I don't think we're on the same page.

It's not that I don't see the benefits (as I said....twice), it's just that in immigrant circumstances, the passing on of one's language to any children born in the host country is not a simple equation of thinking about the obvious rewards of bilingualism.

Some parents will want their children to be as assimilated as possible, some parents won't want to pass on their language....for whatever reason (and there are a myriad of reasons).

What possible negative effects? You don't have much of an imagination do you?
Dual-identity can open up a can of worms regarding negative psychological and social ramifications.

It also depends on the language being passed on in some respects.

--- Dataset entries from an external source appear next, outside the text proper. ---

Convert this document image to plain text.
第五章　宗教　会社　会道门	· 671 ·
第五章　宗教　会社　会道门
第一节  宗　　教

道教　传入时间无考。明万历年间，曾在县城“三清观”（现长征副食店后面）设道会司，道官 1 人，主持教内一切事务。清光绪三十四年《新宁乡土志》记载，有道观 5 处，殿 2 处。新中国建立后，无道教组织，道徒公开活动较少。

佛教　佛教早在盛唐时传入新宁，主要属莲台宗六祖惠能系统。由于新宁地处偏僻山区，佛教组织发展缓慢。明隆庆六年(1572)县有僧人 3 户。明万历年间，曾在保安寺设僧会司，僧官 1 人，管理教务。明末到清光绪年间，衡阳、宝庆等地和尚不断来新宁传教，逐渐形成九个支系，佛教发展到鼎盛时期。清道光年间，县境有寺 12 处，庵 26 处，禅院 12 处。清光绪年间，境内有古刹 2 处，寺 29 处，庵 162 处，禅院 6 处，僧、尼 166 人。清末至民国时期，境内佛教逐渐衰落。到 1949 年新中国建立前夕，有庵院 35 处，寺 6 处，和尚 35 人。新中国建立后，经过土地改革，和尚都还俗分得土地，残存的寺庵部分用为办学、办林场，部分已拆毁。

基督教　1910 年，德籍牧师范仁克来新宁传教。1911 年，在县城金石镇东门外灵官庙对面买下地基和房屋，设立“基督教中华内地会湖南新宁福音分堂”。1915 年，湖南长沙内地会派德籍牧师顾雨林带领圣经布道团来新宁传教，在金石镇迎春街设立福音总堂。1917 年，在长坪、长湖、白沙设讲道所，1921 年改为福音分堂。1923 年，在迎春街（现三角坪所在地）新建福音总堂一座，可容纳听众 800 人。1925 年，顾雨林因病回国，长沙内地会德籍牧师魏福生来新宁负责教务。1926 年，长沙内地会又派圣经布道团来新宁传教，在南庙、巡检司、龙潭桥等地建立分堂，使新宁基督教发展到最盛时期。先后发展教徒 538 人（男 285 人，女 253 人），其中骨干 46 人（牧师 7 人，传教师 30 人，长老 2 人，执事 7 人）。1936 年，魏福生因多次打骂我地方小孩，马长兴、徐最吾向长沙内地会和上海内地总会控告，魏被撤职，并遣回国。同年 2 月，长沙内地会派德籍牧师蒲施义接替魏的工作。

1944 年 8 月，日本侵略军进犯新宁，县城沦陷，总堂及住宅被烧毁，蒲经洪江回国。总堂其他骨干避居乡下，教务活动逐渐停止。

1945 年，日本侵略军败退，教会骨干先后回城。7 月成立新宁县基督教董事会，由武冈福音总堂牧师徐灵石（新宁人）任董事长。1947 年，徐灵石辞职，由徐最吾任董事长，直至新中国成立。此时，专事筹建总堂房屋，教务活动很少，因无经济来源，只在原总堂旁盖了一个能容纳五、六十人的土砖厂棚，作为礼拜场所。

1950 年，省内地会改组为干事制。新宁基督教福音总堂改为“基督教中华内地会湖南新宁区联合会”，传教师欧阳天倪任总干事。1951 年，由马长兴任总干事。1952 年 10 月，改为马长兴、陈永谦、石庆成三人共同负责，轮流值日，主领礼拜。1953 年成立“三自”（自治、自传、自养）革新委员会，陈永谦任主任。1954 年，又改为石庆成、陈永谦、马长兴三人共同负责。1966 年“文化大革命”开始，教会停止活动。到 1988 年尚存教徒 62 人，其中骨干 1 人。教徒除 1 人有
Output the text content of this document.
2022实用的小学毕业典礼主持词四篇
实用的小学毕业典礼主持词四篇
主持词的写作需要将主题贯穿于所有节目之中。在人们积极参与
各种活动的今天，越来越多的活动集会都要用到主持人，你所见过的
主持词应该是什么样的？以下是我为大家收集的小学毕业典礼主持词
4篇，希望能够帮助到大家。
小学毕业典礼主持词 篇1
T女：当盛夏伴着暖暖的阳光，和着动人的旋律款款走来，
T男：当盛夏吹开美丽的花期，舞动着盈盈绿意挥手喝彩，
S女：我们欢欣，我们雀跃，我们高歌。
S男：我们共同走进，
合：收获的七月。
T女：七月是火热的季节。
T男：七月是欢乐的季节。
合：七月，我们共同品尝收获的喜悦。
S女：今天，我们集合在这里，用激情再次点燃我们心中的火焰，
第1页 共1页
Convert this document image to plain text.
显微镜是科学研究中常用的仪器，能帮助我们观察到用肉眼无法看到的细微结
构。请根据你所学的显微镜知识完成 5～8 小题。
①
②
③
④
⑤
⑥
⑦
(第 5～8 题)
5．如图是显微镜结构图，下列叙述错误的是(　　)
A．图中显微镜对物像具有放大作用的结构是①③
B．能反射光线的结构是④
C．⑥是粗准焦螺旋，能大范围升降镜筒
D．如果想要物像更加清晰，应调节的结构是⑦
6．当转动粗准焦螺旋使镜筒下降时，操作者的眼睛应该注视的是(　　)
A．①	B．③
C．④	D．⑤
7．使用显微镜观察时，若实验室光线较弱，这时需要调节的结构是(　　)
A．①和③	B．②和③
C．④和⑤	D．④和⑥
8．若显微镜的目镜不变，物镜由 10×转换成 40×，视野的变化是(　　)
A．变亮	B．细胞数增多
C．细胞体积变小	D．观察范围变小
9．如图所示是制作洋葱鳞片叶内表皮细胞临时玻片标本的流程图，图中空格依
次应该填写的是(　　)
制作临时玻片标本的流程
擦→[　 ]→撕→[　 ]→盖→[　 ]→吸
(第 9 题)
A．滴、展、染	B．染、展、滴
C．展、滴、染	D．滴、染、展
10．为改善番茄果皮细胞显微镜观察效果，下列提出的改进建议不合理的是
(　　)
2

I don't know if you listened to the whole thing, but the English/German guy - his dad didn't want to pass German on to his son, in part because of the negative associations of German with Nazism after the war (and since).
I'd be surprised if this hasn't happened in many other cases too (with other languages for other similar reasons).

It's possible that, in the current climate, there are people raising their children ignorant of Arabic, given the current hostility to Arabic speakers (a negative social ramification - parents may worry that if they raise their children Arabic speakers, they may face adversity in social situations they otherwise wouldn't). Who knows? It's possible (and that was my point- just that it's possible).

My point being that we shouldn't condemn parents who choose not to pass on their language and look at them as if they are committing some act of child abuse. They may have their reasons, just as the parents who do pass the language on do.

The children may grow up resentful or not, but I'm sure the parents who raise their children without their language do so in the belief they are doing what's best for their child.